Scott McCall dihadapkan pada misteri baru dengan munculnya sejumlah pembunuhan di kotanya. Pertama korbannya orang-orang tak dikenal, lama-lama guru dan teman-teman sekolahnya ikut jadi korban. Pembunuh yang memakai ritual pengorbanan ala Celtic/Gaelic kuno pun menyasar ibu Scott dan ayah sahabat-sahabatnya untuk dikorbankan. Scott harus berpacu dengan waktu dan bekerjasama dengan kawanan werewolf lain untuk menyelamatkan mereka.
Di sisi lain, ia harus menjaga keselamatan teman-temannya, baik yang manusia biasa, sesama werewolf, dan teman pemburunya dari persaingan antara kelompok werewolf dan si pembunuh.
Dibandingkan 2 Season sebelumnya, Teenwolf season 3A mengandung porsi romansa minimal. Tema persahabatan, kemanusiaan dan kesetiakawanan lebih ditekankan disini. Penonton bisa melihat tokoh Scott dan Stiles yang semakin dewasa ketika mereka mencoba bertindak dengan akal dan negosiasi tanpa mengorbankan jiwa manusia. Mereka juga lebih legowo  menerima kenyataan kalau love interest mereka berpaling. Sehingga mereka berdua cenderung memfokuskan tenaga dan perhatian ke sekolah, pekerjaan dan keluarga.
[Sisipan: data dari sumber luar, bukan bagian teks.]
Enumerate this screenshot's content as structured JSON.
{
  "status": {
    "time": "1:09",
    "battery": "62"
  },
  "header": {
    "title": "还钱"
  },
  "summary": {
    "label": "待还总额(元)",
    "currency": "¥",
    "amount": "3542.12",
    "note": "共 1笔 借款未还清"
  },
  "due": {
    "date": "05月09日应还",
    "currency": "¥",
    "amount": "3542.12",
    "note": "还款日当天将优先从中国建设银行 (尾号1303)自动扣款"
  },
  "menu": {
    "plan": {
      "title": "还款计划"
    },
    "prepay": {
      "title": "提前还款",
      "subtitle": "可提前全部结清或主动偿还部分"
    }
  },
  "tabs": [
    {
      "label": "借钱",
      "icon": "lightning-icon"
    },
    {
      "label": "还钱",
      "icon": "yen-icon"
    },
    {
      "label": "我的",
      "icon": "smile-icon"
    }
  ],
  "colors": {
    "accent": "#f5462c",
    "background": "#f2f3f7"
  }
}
Twist plot season 3A lebih padat dan beragam. Beda dengan season 1 dan 2 yang alurnya mudah ditebak, alur season 3A menyajikan banyak kejutan dan akhir tak terduga. Porsi kekerasan dan half-naked werewolf pun jauh lebih sedikit. Penonton hanya sedikit menemukan adegan duel antar manusia serigala di tiap episode. Porsi keseharian anak SMA normal dan bagaimana mereka survive lebih ditekankan.
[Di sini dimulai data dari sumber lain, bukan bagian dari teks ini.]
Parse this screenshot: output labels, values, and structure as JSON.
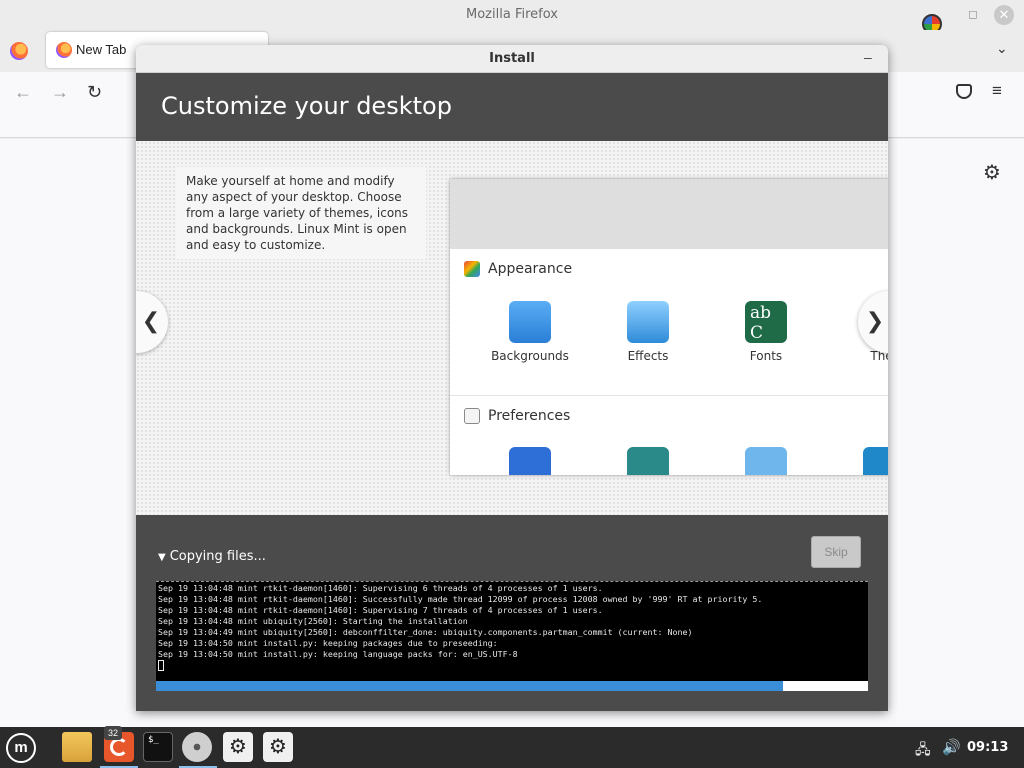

Kekurangannya: Teenwolf season 3A terasa lebih serius dan gelap. Unsur humornya rendah. Kecuali untuk beberapa episode, nyaris tidak ada adegan antar tokoh bercanda atau berbuat konyol seperti layaknya anak SMA.

Sebagai hiburan, Teenwolf lumayan bagus. Bisa dinikmati sambil mengunyah popcorn dan mengobrol. Contoh tontonan ringan bagi remaja dan keluarga yang tidak membosankan dan tidak membuat kecanduan seperti Game of Thrones atau The Newsroom.